Chiuso da un finale bellissimo e enigmatico, Le meraviglie è un film che riempie gli occhi e tocca il cuore.
Dopo Corpo Celeste, sempre incentrato sulla lotta con/per l’ambiente di una tredicenne, la sorella minore di Alba vince il Gran Premio a Cannes con un’opera lodevole più per intenzioni che risultati. Si sofferma a lungo sull’arte del mestiere (in modo autobiografico, per l’apicoltura del padre tedesco), segnala una realtà perduta di conduzione familiare delle attività agricole e, senza veemenza, lo scontro con le “messe a norma” istituzionali che mirano a cancellare chi non si adegua, e con la logica televisiva che tutto fagocita riducendo a sketch-kitsch. Cerca una messinscena “magica” senza trattare di magia, come un Fellini sobrio che, ogni tanto, infila un cammello, un set televisivo con personaggi vestiti in modo pittoresco, anime che ballano in una grotta etrusca come ombre cinesi, una realtà poliglotta. Una ‘fiaba materica’ l’ha definita la regista, un film ‘fatto a mano’, comprese recitazioni approssimative (Sam Louwyck sciorina tre lingue ma biascica l’italiano, vanificando la rabbia che dovrebbe esprimere) o figure sbiadite (Alba Rohrwacher). Le emozioni, poi, non hanno tempo di decantare nell’infelice stilema di montaggio per cui la scena si interrompe, la suggestione appena ritratta non fa parte della scena successiva e/ma viene richiamata più avanti, non si sa bene a quale titolo (esempio: quando la maggiore proibisce alla minore di ballare “T’appartengo” di Ambra Angiolini).
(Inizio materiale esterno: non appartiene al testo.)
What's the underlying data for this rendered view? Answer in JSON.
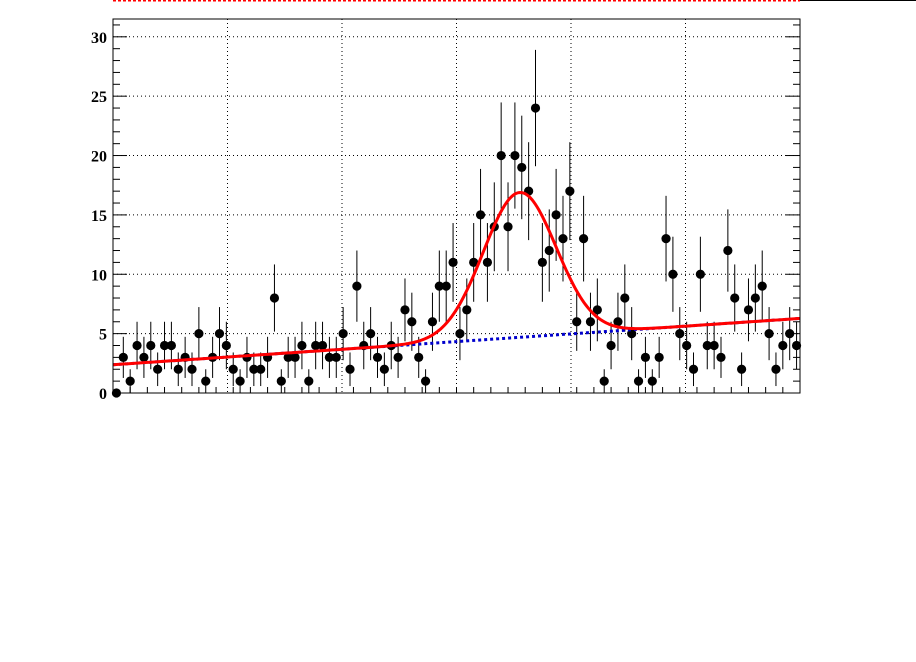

Si creano voragini nei tratti psicologici, incoerenze come quella di una protagonista direttiva ed insopportabile con cui la regia, poi, invita a sognare un altro mondo con Monica Bellucci e il suo baraccone. I temi toccati sono tanti, è preponderante quello del rapporto privilegiato padre/figlia che si incrina per obiettivi diversi; sono tante anche le “intenzioni” di scene emblematiche e da tuffo al cuore (i momenti con il muto ragazzino tedesco) che non riescono ad essere tali per inadeguatezza espressiva o di organizzazione del testo, a meno che non sia voluta (e opinabile) quest’aria fra l’improvvisato e il dispersivo. Si è girato in un casale fra Umbria e Lazio vicino al lago Bolsena.